Hello,

I am the author of a bc with GNU extensions
(https://github.com/gavinhoward/bc) that enables it to help build the
Linux kernel. I think that my bc would be useful in Linux from
Scratch.

I have run through the entire LFS book with nothing changed except to
replace GNU bc with the current release of my bc
(https://github.com/gavinhoward/bc/releases/tag/1.1.3).

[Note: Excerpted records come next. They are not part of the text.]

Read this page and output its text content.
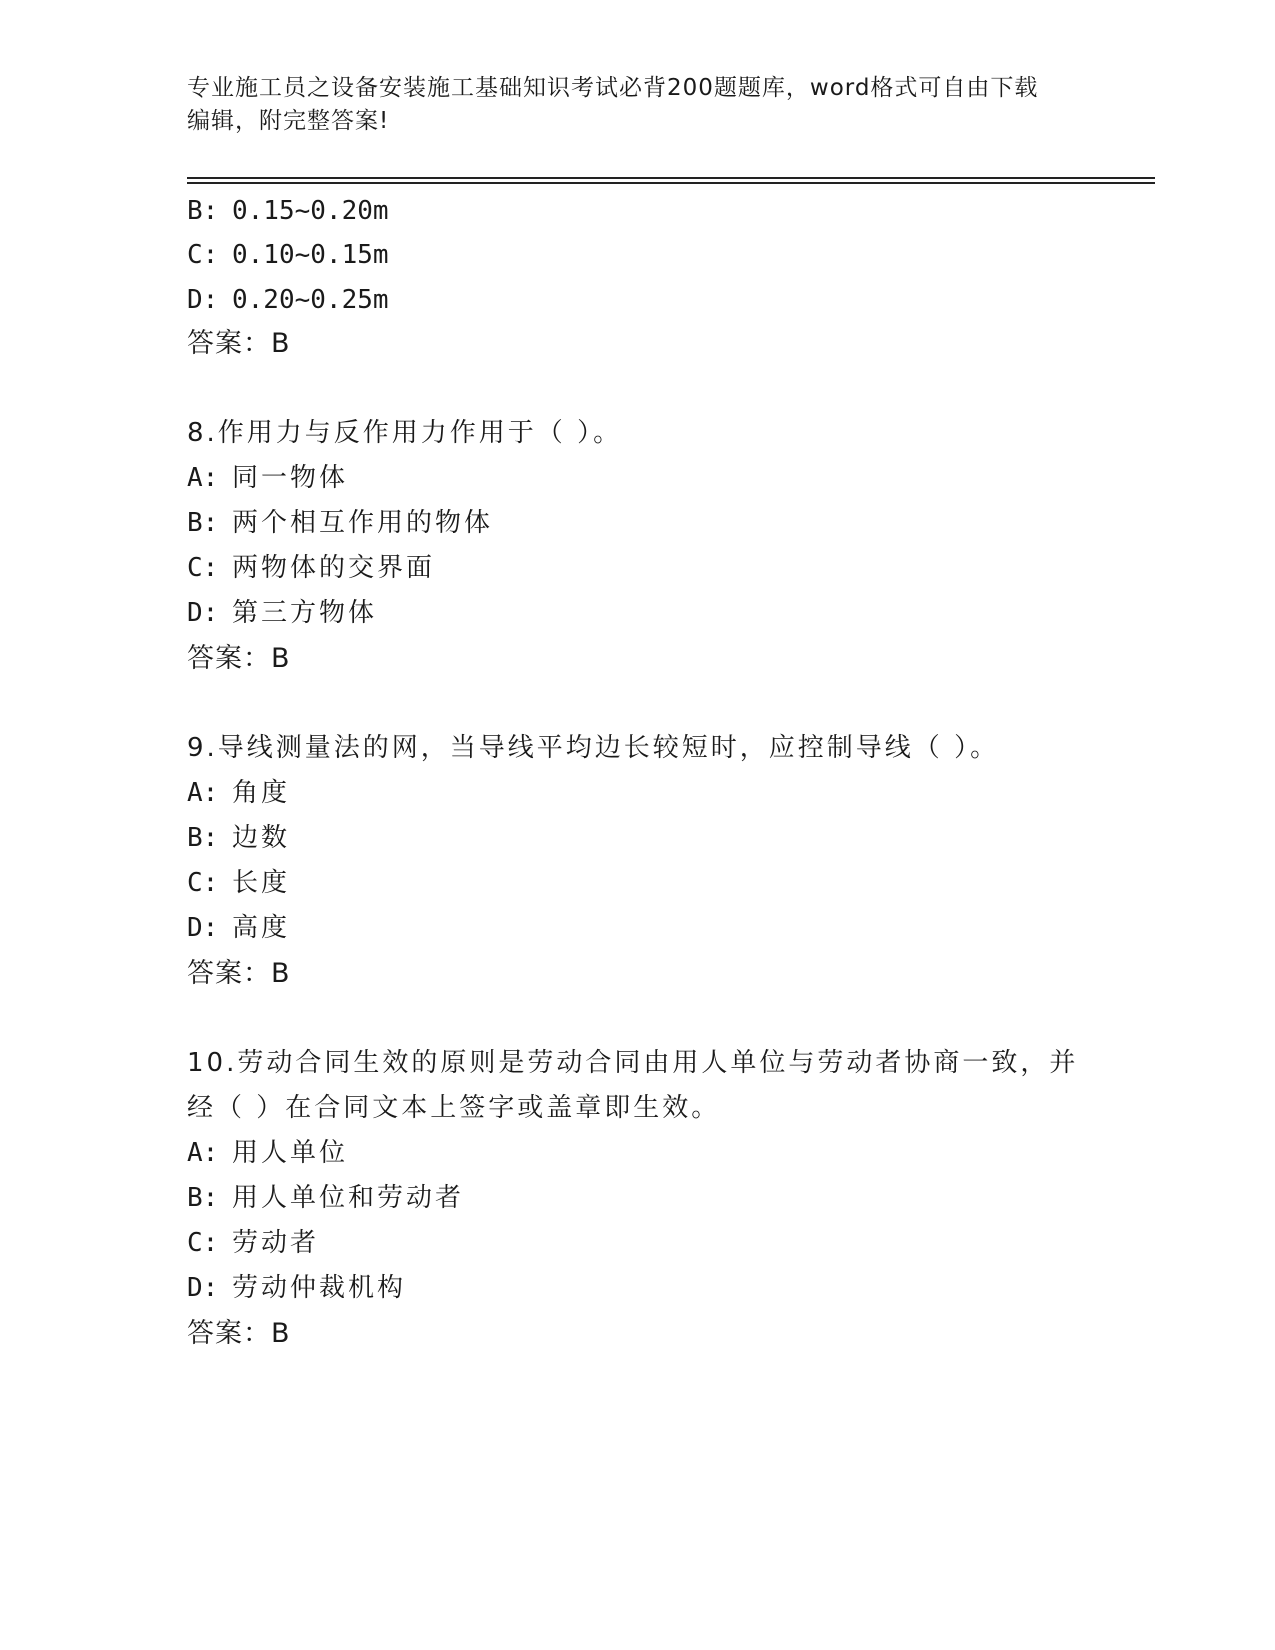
专业施工员之设备安装施工基础知识考试必背200题题库，word格式可自由下载
编辑，附完整答案!
B: 0.15~0.20m
C: 0.10~0.15m
D: 0.20~0.25m
答案：B
8.作用力与反作用力作用于（ ）。
A: 同一物体
B: 两个相互作用的物体
C: 两物体的交界面
D: 第三方物体
答案：B
9.导线测量法的网，当导线平均边长较短时，应控制导线（ ）。
A: 角度
B: 边数
C: 长度
D: 高度
答案：B
10.劳动合同生效的原则是劳动合同由用人单位与劳动者协商一致，并
经（ ）在合同文本上签字或盖章即生效。
A: 用人单位
B: 用人单位和劳动者
C: 劳动者
D: 劳动仲裁机构
答案：B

The required instructions are:

<<Begin instructions>>
Prepare Bc for compilation:

    PREFIX=/usr CC=gcc CFLAGS="-std=c99" ./configure.sh -G -O3

The meaning of the configure options:

* PREFIX=/usr
  Like --prefix in other packages.
* CC=gcc
  Set the C compiler. This package defaults to c99, which doesn't exist.
* CFLAGS="-std=c99"
  Sets the C standard that gcc uses to be C99.
* -G
  Disables tests in the test suite that requires another bc to
generate results for.
* -O3
  Enables optimization. This bc gets an order of magnitude more
performance from optimizations, and these optimizations have been
tested.

Compile the package:

    make

If desired, test bc:

    make test

Install the package:

    make install
<<End instructions>>

Would there be interest in switching to this new bc?